America and South Korea have agreed to expand military exercises to counter the threat from the north, while offering Pyongyang help to tackle its COVID-19 outbreak.
Speaking on a visit to Seoul, US President Joe Biden expressed concern about the Nordic region’s growing nuclear capacity and said he would meet its leader Kim Jong Un if “he was serious”.
Sir. Biden was in the country for his first diplomatic talks with his new South Korean counterpart Yoon Suk Yeol, who was inaugurated 11 days ago.
Dominant discussions continued to be tense North Korea and fears it may launch new missile tests.
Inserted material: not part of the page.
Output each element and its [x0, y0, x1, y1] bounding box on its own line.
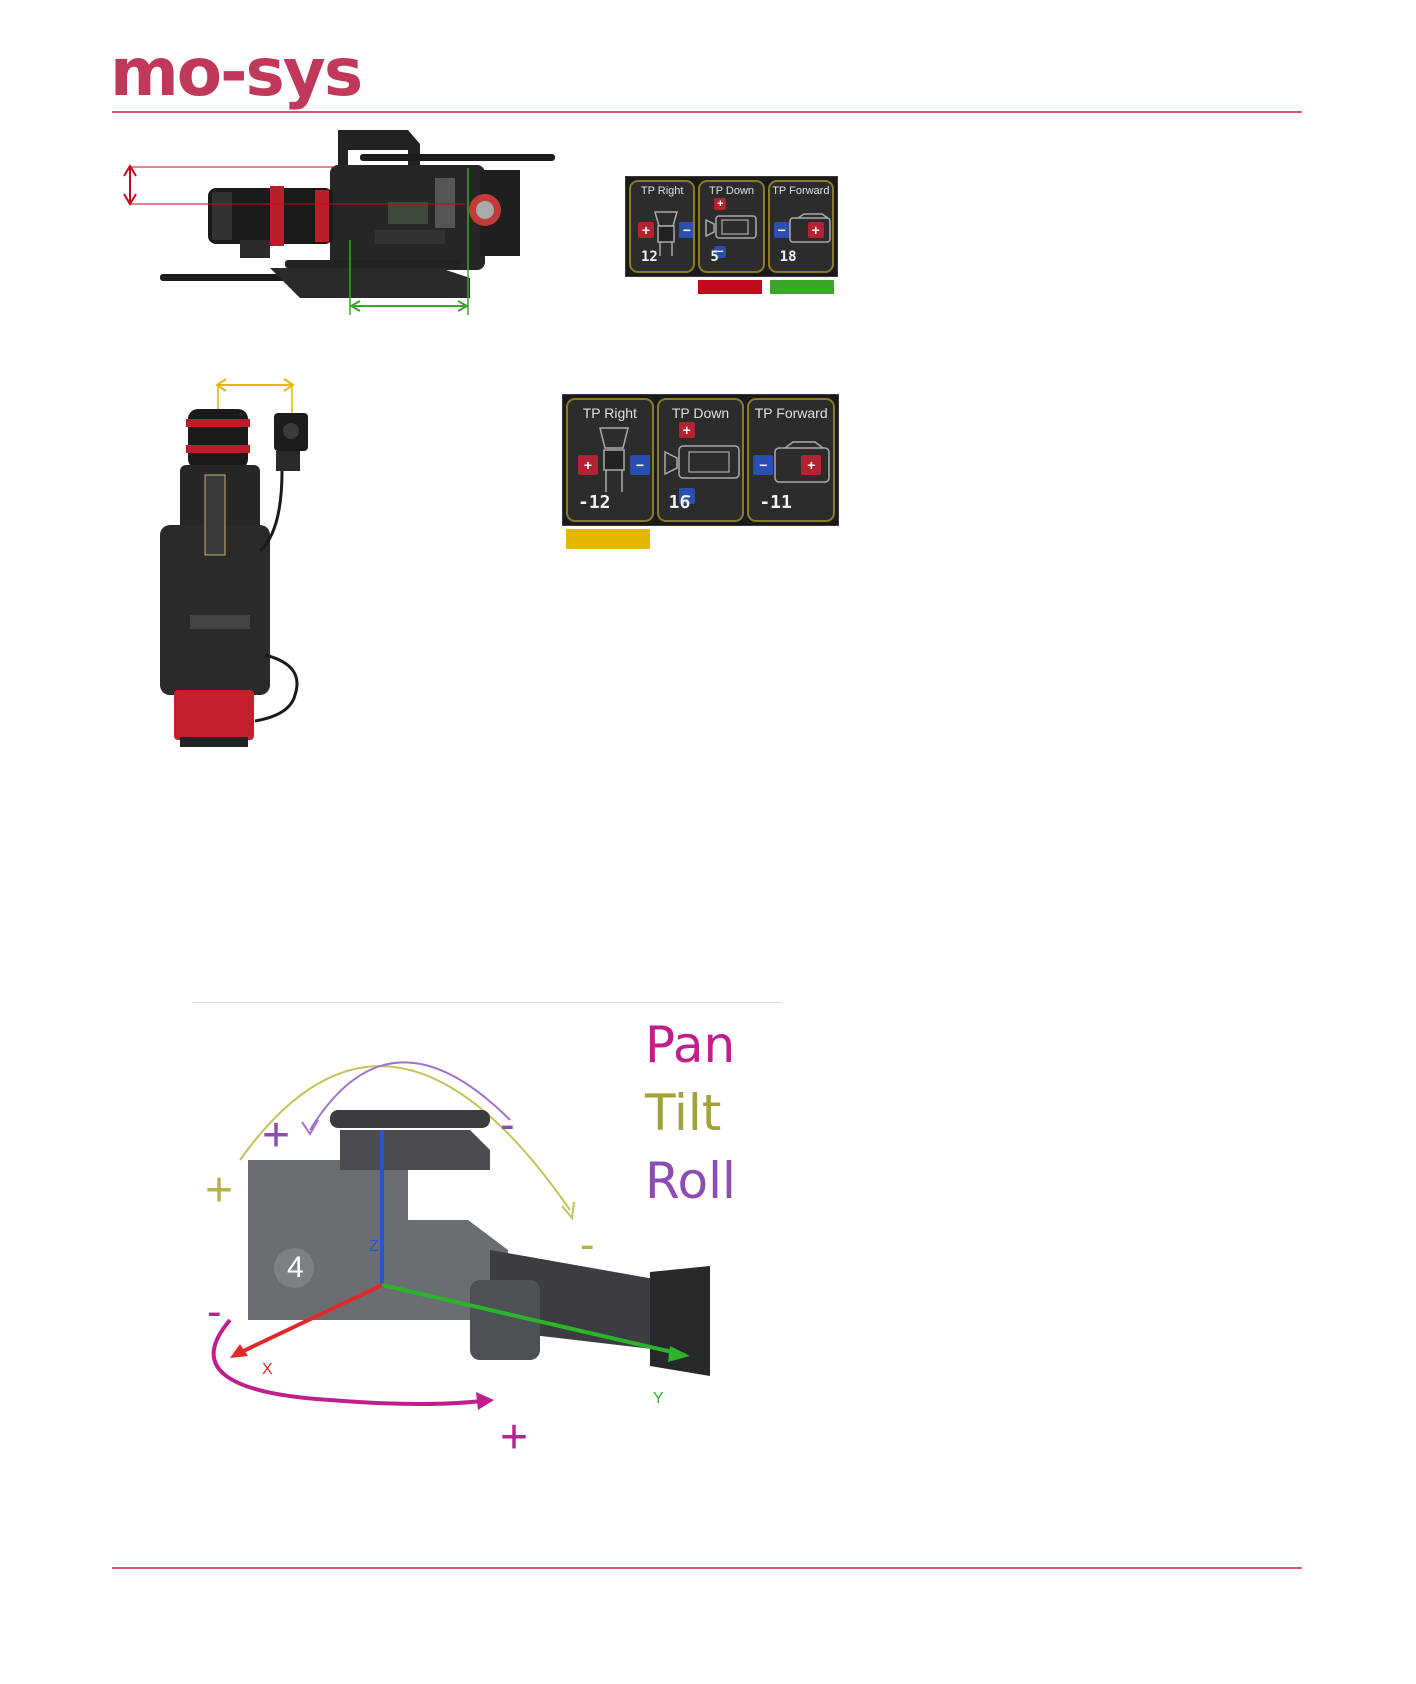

In a joint statement, Mr Biden reaffirmed the US commitment to defend South Korea with nuclear weapons, if necessary.
The two sides agreed to consider expanding their combined military exercises, which had been reduced in recent years in an attempt to ease difficult relations with the Nordic region.
The prospect of major exercises between the Allies risks an angry response from North Korea.
Pyongyang has defended its nuclear and missile development on what it sees as US threats and has long described the exercises as invasion exercises, although the United States and South Korea maintain that they are defensive.
The United States also promised to deploy, if necessary, “strategic assets”, which typically include long-range bombers, submarines or aircraft carriers.
Both leaders insisted they were open to diplomacy with Pyongyang.
Sir. Biden said: “As to whether I would meet with the leader of North Korea, it would depend on whether he was sincere and whether he was serious.”
He also revealed that Washington had offered COVID-19 vaccines to China and North Korea, which is tackle its first recognized outbreak.
“We have no answer,” said Mr Biden.
Seoul had also offered assistance to the Nordic region, which has so far been ignored.
While North Korea on Saturday reported more than 200,000 new patients suffering from “fever” for a fifth day in a row Saturday, the country has little in the way of vaccines or modern treatment for the pandemic.
The snub to offer coronavirus assistance has diminished hopes that such cooperation could help ease nuclear tensions or even lead to negotiations.
So far this year North Korea has tested missiles 16 separate times, including in March, when its first launch of an intercontinental ballistic missile since 2017 demonstrated a potential range that includes the entire U.S. mainland.
The Biden administration has called on China to deter Pyongyang from participating in further tests.